Hace unos entre sueños yo soñaba,
Que Caperucita era perseguida por mí,
Que cual fiero lobo la tripita le tocaba,
Porque la niña que parecía salada,
Su dulce merienda de pan y queso de cabra,
Miel, mermelada de fresa, la muy cuca
Probar junto a mí no me dejaba.
¡A dormir que ya es hora, de soñar con los angelitos!.
Chuleta para contar cuentos.
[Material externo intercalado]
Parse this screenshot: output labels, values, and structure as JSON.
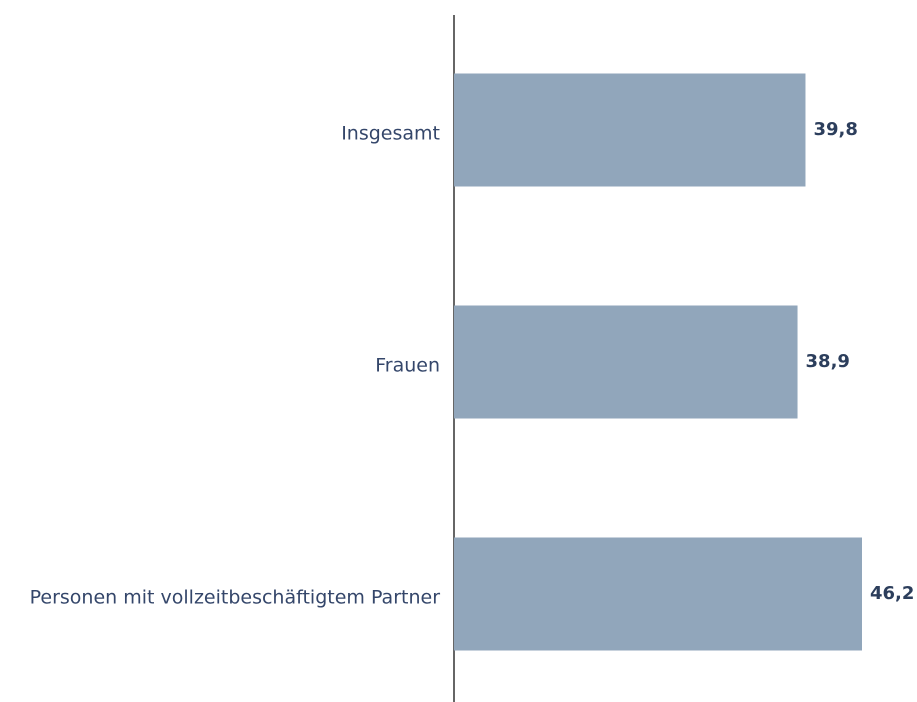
{
  "chart_data": {
    "type": "bar",
    "orientation": "horizontal",
    "categories": [
      "Insgesamt",
      "Frauen",
      "Personen mit vollzeitbeschäftigtem Partner"
    ],
    "values": [
      39.8,
      38.9,
      46.2
    ],
    "value_labels": [
      "39,8",
      "38,9",
      "46,2"
    ],
    "color": "#91a6bb"
  }
}
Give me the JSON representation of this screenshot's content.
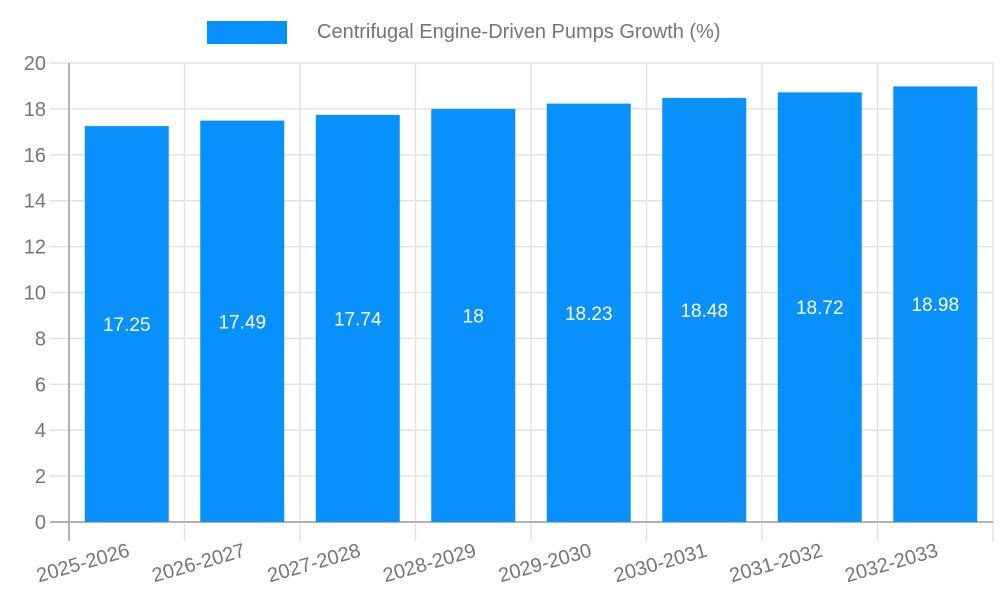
{
  "legend": {
    "label": "Centrifugal Engine-Driven Pumps Growth (%)"
  },
  "chart_data": {
    "type": "bar",
    "title": "Centrifugal Engine-Driven Pumps Growth (%)",
    "categories": [
      "2025-2026",
      "2026-2027",
      "2027-2028",
      "2028-2029",
      "2029-2030",
      "2030-2031",
      "2031-2032",
      "2032-2033"
    ],
    "values": [
      17.25,
      17.49,
      17.74,
      18,
      18.23,
      18.48,
      18.72,
      18.98
    ],
    "value_labels": [
      "17.25",
      "17.49",
      "17.74",
      "18",
      "18.23",
      "18.48",
      "18.72",
      "18.98"
    ],
    "xlabel": "",
    "ylabel": "",
    "ylim": [
      0,
      20
    ],
    "ytick_step": 2,
    "yticks": [
      "0",
      "2",
      "4",
      "6",
      "8",
      "10",
      "12",
      "14",
      "16",
      "18",
      "20"
    ],
    "grid": true,
    "legend_position": "top",
    "colors": {
      "bar": "#0991fb",
      "grid": "#e2e2e2",
      "axis": "#b3b3b3",
      "tick_text": "#757575",
      "value_text": "#ffffff"
    }
  }
}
Cuentos de nunca acabar
Hace unos días entre sueños yo soñaba,
Que era una joven Cenicienta desnuda que a fiesta del joven príncipe asistía,
Las hermanas y madrastra se reían,
La música sonaba , las invitadas seguían el streaptease , y los hombres perdían
La delicada fina y encajada muda,
Un hada madrina me regalaba la tuna
Que seguía la comitiva y allí se perdía
la honra, la estima, cual bravía orgía,
Hace unos días entre sueños yo soñaba,
Que era Blancanieves y que bien jugaba
Entre pequeños duendes todos los días,
Que no tenían prejuicios y sin castigos,
Iban cantando sones en lascivas rimas,
Llevando linternas erectas allí se yacía,
De Pascuas a Ramos creando envidias,
El día pasaba cocinando afrodisíacas recetas para los amigos que a la tasca
Acudían desesperados y atribulados.
Hace unos días entre sueños yo soñaba,
Que era el Pulgarcito, un pene travieso,
Que entre las grandes cuevas se burlaba,
Divertido sin rumbo claro como poseso,
Que con aromático jabón yo me lavaba,
Jugando y engañando como loco preso,
Lo mismo me daba una obesa que una fina,
Hace unos días entre sueños yo soñaba,
Que era un pájaro de agüero, un chulo,
y que a una frígea estatua la rozaba,
Borracho perdido allí la acompañaba,
Desde la noche hasta la madrugada,
Llevando ginebra, vodka y cargada copa
Que movía el hielo con paja mientras me liberaba con el dedo o con vibrador
De ultimísima generación que ayudaba,
Que misivas tenía para la paz ganada.
Hace unos días entre sueños soñaba,
Que era la durmiente joven princesa,
que ardorosa embaucara al taimado
príncipe que en celo me desvelara
lo que las amigas no me entregaran
Entre mudos sonidos y la sorpresa
A la familia feliz del despertar uniera
Que no se sabía si era yo era hombre,
O damisela que bien lo perdiera,
Hace unos días entre sueños yo soñaba,
Que era el buen flautista de Hamelin,
Que a mi chico le ayudara soplando
El cilidrín encantada y así me escapaba
En buscaba de jóvenes que llamaran.
Hace unos días entre sueños yo soñaba,
Que como Campanilla volara y jodiera,
A un dulce joven que a pasear la ...la
mano le metiera y el paquete le tocara,
Luchando en fiero trabajo frente a un malvado planeta de censura plena,
Dominado por un insumiso retraído
Pirata corsario, rey de los filibusteros,
Que por embusteros éramos encantados.
Hace unos entre sueños yo soñaba,
Que Caperucita era perseguida por mí,
Que cual fiero lobo exhibicionista,
le provocaba el deseo de ser portada de revista,
Porque la niña que me parecía salada,
Su dulce merienda de pan y queso de cabra le sobraba y a mí se me entregaba,
¡A dormir que ya es hora, de soñar con los angelitos!.